Kulihat Mas Faiz nampak kecewa, namun perlahan menarik nafas panjanganya.

“Baiklah, tapi cepat atau lambat dia pasti akan mengetahuinya.”
“Terus, bagaimana dengan tunangan Mas? Aku dengar Mas memajukan pernikahan kalian, bearti sebulan lagi bukan.”
“Ya, dulu aku sangat emosi dan memilih melakukan itu, tapi saat ini aku sudah memilikimu jadi aku akan segera menyelesaikan semuanya secepatnya. Siapa yang bisa tahu takdirnya seperti apa.”

Aku hanya diam karena tak tahu harus bicara apa lagi. Perasaan bingung masih bercampur di pikiranku. Mobil perlahan masuk di sebuah rumah mewah, aku menatap kagum, rumah mewah dengan pagar yang tinggi dan halaman yang luas. Melihat seperti ini, jelas aku tahu perasaannya waktu ibunya meninggal, kesepian yang dalam karena dia sulit untuk berinteraksi ke luar.

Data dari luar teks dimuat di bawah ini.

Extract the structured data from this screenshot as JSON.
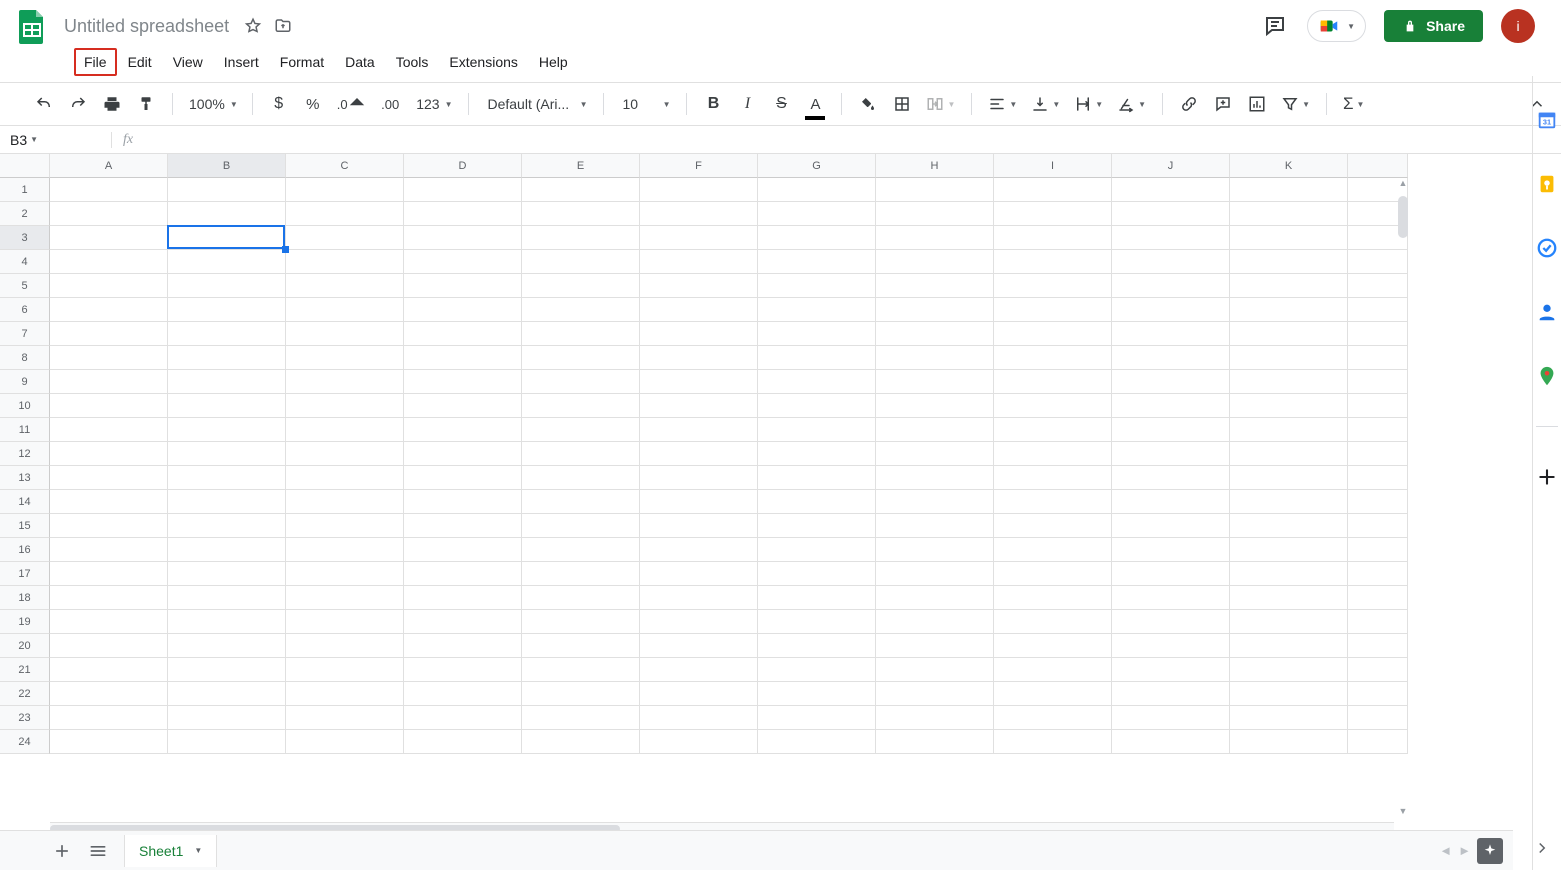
{
  "header": {
    "doc_title": "Untitled spreadsheet",
    "share_label": "Share",
    "avatar_initial": "i"
  },
  "menus": [
    "File",
    "Edit",
    "View",
    "Insert",
    "Format",
    "Data",
    "Tools",
    "Extensions",
    "Help"
  ],
  "highlighted_menu_index": 0,
  "toolbar": {
    "zoom": "100%",
    "font": "Default (Ari...",
    "font_size": "10",
    "number_format_label": "123"
  },
  "name_box": "B3",
  "formula": "",
  "grid": {
    "columns": [
      "A",
      "B",
      "C",
      "D",
      "E",
      "F",
      "G",
      "H",
      "I",
      "J",
      "K"
    ],
    "rows": [
      1,
      2,
      3,
      4,
      5,
      6,
      7,
      8,
      9,
      10,
      11,
      12,
      13,
      14,
      15,
      16,
      17,
      18,
      19,
      20,
      21,
      22,
      23,
      24
    ],
    "selected_cell": {
      "col": "B",
      "row": 3,
      "col_index": 1,
      "row_index": 2
    }
  },
  "sheet_tabs": {
    "active": "Sheet1"
  },
  "side_panel": {
    "calendar_day": "31"
  }
}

“Ayuk turun.” ucapnya pelan.
“Sudah ku bilang Mas aku belum siap dengan semua ini.”
“Nada, aku cuma ingin mengambil pakaianku saja. Bukankah kau bilang kau belum ingin tinggal di sini? Berarti aku yang akan tinggal di rumahmu.”

Glek, lidahku terasa keluh, ya Mas Faiz suamiku, sangat jelas dia akan terus bersamaku.

“Pergilah Mas, aku tunggu di sini saja.”
“Apa kau tak ingin masuk dan melihat ke dalam.”

Aku mengeleng pelan, laki-laki itu nampak turun dengan wajah kecewa. Aku memandang sekeliling halaman, suasananya begitu asri dan nyaman, seketika mataku tertuju pada sebuah taman yang indah dipenuhi bunga-bunga yang berwarna indah.
Aku perlahan turun dan berjalan ke taman tersebut. Memandang bunga-bunga tersebut yang terawat rapi, jelas bunga-bunga ini sangat mahal, karena aku jarang melihatnya.

“Apa kau suka taman bunga ini?” tanya Faiz tiba-tiba muncul dan memelukku dari belakang, membuat aku terkejut dan berusaha melepaskannya, ya itu karena aku belum terbiasa dengan keadaan seperti ini.

“Jangan menolakku. Aku mohon. Izinkan aku menebus kesalahanku.” ucapnya pelan di telingaku.
“Mas, aku ...”
“Nada, bukalah sedikit hatimu untukku lagi. Jika memang kau benar-benar tak memiliki sedikitpun perasaan lagi padaku, setidaknya biarkan aku menumbuhkan benih cinta yang pernah ada di hatimu. Aku akan berjanji akan menyiraminya dengan cinta. Aku berjanji tak akan membiarkan kau menangis.” lanjutnya lagi yang masih memelukku dengan erat.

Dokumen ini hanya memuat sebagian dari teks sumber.